From my understanding (although I am just learning this so I am likely wrong), we use URIs in RESTful APIs to identify resources.
In particular, I've read this comment many times across the web:
@RequestParam is more useful on a traditional web application where data is mostly passed in the query parameters while @PathVariable is more suitable for RESTful web services where URL contains values.

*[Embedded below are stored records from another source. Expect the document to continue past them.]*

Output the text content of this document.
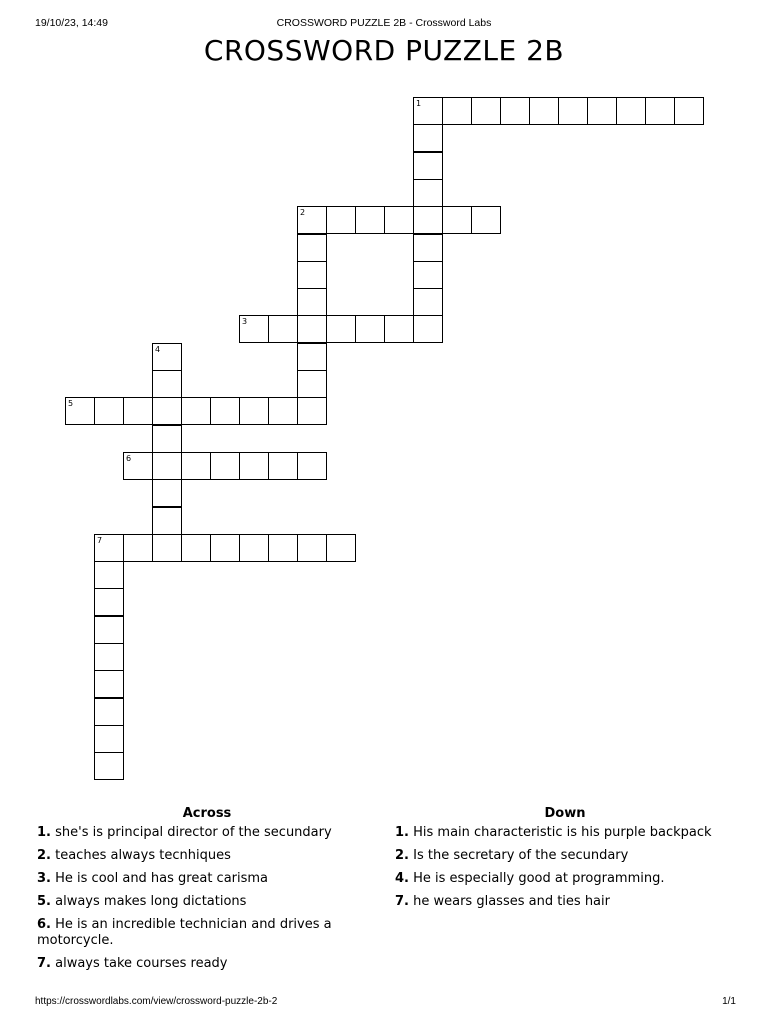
19/10/23, 14:49	CROSSWORD PUZZLE 2B - Crossword Labs
CROSSWORD PUZZLE 2B
1
2
3
4
5
6
7
Across
1. she's is principal director of the secundary
2. teaches always tecnhiques
3. He is cool and has great carisma
5. always makes long dictations
6. He is an incredible technician and drives a motorcycle.
7. always take courses ready
Down
1. His main characteristic is his purple backpack
2. Is the secretary of the secundary
4. He is especially good at programming.
7. he wears glasses and ties hair
https://crosswordlabs.com/view/crossword-puzzle-2b-2	1/1
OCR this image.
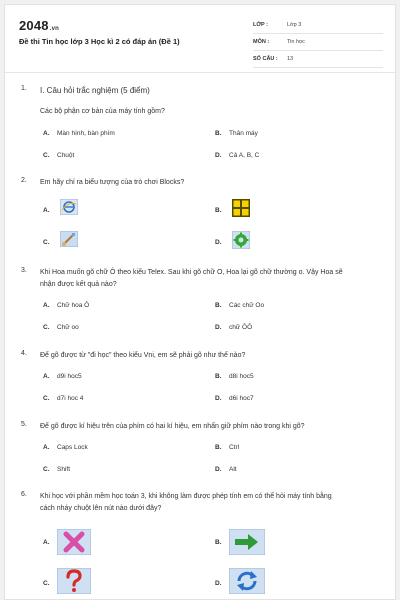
2048.vn
Đề thi Tin học lớp 3 Học kì 2 có đáp án (Đề 1)
LỚP :	Lớp 3
MÔN :	Tin học
SỐ CÂU : 13
1. I. Câu hỏi trắc nghiệm (5 điểm)
Các bộ phận cơ bản của máy tính gồm?
A. Màn hình, bàn phím	B. Thân máy
C. Chuột	D. Cả A, B, C
2. Em hãy chỉ ra biểu tượng của trò chơi Blocks?
A.	B.
C.	D.
3. Khi Hoa muốn gõ chữ Ô theo kiểu Telex. Sau khi gõ chữ O, Hoa lại gõ chữ thường o. Vậy Hoa sẽ
nhận được kết quả nào?
A. Chữ hoa Ô	B. Các chữ Oo
C. Chữ oo	D. chữ ÔÔ
4. Để gõ được từ "đi học" theo kiểu Vni, em sẽ phải gõ như thế nào?
A. d9i hoc5	B. d8i hoc5
C. d7i hoc 4	D. d6i hoc7
5. Để gõ được kí hiệu trên của phím có hai kí hiệu, em nhấn giữ phím nào trong khi gõ?
A. Caps Lock	B. Ctrl
C. Shift	D. Alt
6. Khi học với phần mềm học toán 3, khi không làm được phép tính em có thể hỏi máy tính bằng
cách nháy chuột lên nút nào dưới đây?
A.	B.
C.	D.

When reading this, it seems like we need to use @PathVariable to properly build a RESTful API instead of using @RequestParam (which is not RESTFUL given the way it identifies resources through query parameters instead of URIs). Is this correct? If so, how can I build a RESTful API that is also capable of sorting or filtering like you would be able to do with @RequestParam?
An example is here:
@GetMapping("/{id}")
Resource<Car> get(@PathVariable Long id) {
Car car = carService.findById(id);
return assembler.toResource(car);
}
vs
@GetMapping("/{id}")
Resource<Car> get(@RequestParam(required = true) Long id) {
Car car = carService.findById(id);
return assembler.toResource(car);
}
You should examine the Pageable
type in Spring. Generally, what you've shown here is called something like an item resource: It's one specific Car, specified by ID at /cars/{id}
. There's nothing to sort or filter. Those are applied to the collection resource /cars
, perhaps something like /cars?sort=year&page=0&size=10
. Spring has integrated support for automatically extracting query parameters indicating sorting and paging and passing those instructions to Spring Data repositories.